Moonlight#

Moonlight is a 16B-parameter Mixture-of-Experts (MoE) model from Moonshot AI trained with 5.7T tokens using the innovative Muon optimizer. While Moonlight shares the same architecture as DeepSeek-V3 (featuring Multi-head Latent Attention and MoE), it is a distinct model that advances the Pareto frontier of performance vs training FLOPs through the use of Muon, which is ~2× more sample efficient than Adam with compute optimal training.

The model features 27 decoder layers with 64 routed experts and 8 shared experts per layer, with 3B activated parameters per forward pass out of 16B total parameters.

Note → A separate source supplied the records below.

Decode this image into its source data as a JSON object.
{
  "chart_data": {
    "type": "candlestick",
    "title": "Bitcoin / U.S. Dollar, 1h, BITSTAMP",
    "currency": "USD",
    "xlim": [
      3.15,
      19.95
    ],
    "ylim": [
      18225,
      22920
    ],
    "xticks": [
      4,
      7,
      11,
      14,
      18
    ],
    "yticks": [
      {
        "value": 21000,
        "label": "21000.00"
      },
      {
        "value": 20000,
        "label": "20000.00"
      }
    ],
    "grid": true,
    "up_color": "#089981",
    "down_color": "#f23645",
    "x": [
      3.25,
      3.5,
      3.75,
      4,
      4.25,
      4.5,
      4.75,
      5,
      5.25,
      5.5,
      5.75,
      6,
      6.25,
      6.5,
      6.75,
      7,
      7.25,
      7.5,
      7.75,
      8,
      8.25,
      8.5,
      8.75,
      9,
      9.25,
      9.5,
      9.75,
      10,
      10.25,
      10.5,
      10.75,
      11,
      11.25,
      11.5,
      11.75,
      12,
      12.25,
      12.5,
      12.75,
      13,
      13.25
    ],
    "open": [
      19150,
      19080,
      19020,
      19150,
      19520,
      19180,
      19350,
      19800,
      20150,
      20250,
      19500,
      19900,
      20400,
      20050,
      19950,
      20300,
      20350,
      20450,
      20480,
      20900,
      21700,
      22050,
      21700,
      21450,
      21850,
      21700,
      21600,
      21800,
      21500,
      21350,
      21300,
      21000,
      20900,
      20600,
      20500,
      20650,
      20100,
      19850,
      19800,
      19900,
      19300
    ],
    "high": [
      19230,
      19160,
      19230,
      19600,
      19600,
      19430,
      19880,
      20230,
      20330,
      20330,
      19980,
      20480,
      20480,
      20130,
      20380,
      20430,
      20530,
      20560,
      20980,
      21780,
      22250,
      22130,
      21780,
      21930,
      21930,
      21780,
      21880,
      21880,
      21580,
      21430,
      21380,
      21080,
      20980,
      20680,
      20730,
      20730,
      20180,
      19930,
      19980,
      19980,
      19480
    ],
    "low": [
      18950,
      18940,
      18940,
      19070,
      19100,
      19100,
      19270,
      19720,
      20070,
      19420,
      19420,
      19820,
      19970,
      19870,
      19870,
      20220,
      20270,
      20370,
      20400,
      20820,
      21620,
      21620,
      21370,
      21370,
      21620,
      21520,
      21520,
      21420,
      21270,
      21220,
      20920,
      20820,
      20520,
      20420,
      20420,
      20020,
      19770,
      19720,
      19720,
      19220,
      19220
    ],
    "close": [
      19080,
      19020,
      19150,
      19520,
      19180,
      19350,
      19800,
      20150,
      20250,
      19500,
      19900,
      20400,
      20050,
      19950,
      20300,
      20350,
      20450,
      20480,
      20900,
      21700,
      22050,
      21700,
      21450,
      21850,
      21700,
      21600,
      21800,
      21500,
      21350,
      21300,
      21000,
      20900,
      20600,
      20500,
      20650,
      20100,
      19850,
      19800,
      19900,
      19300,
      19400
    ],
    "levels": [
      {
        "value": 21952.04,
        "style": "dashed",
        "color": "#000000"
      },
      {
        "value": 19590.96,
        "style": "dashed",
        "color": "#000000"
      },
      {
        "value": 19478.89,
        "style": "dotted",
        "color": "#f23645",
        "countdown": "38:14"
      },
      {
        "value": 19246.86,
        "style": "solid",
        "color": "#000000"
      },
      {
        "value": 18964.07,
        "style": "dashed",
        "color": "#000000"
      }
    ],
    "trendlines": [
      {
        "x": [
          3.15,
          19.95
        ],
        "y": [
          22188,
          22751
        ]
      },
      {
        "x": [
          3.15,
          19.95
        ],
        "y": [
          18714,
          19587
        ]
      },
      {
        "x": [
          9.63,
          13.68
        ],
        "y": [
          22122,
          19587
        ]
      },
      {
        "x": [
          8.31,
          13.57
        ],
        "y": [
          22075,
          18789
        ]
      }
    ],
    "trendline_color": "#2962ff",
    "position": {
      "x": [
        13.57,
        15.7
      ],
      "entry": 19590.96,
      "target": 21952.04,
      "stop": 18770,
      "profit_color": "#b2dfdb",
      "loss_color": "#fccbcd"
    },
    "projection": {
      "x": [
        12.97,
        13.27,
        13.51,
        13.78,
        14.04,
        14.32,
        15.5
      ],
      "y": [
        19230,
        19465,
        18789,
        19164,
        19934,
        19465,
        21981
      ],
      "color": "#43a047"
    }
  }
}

Moonlight models are supported via the Bridge system with specialized configurations for MoE and MLA optimizations.

Model Architecture#

Parameters: 16B total, 3B activated per forward pass
Layers: 27 decoder layers
Attention: Multi-head Latent Attention (MLA) with RoPE fusion support
MoE: 64 routed experts + 8 shared experts per layer
Hidden size: 2048
Intermediate size: 10944 (with MLP and expert gating)
Vocab size: 151,936
Context Length: 8K tokens
Training: 5.7T tokens with Muon optimizer

Conversion with 🤗 Hugging Face#

Moonlight shares the same architecture as DeepSeek-V3, which enables compatibility with various inference engines like vLLM and SGLang. The model can be loaded from HuggingFace or used with Megatron checkpoints.

Load HF → Megatron#

from megatron.bridge import AutoBridge

# Example: Moonlight-16B-A3B
bridge = AutoBridge.from_hf_pretrained("moonshotai/Moonlight-16B-A3B")
provider = bridge.to_megatron_provider()

# Configure parallelism before instantiating the model
provider.tensor_model_parallel_size = 2
provider.pipeline_model_parallel_size = 1
provider.expert_model_parallel_size = 8
provider.sequence_parallel = True

provider.finalize()
model = provider.provide_distributed_model(wrap_with_ddp=False)

Export Megatron → HF#

# Convert from a Megatron checkpoint directory to HF format
bridge.export_ckpt(
    megatron_path="/results/moonlight_16b/checkpoints/iter_0500000",
    hf_path="./moonlight-hf-export",
)

Examples#

Checkpoint conversion: examples/conversion/convert_checkpoints.py

Recipes#

See: bridge.recipes.moonlight

Available Recipes#

Pretrain recipes:
- moonlight_16b_pretrain_config: Pre-training for Moonlight-16B (16B parameters, 3B activated per token)
Finetune recipes:
- moonlight_16b_finetune_config: Finetuning for Moonlight-16B with PEFT support (LoRA, DoRA)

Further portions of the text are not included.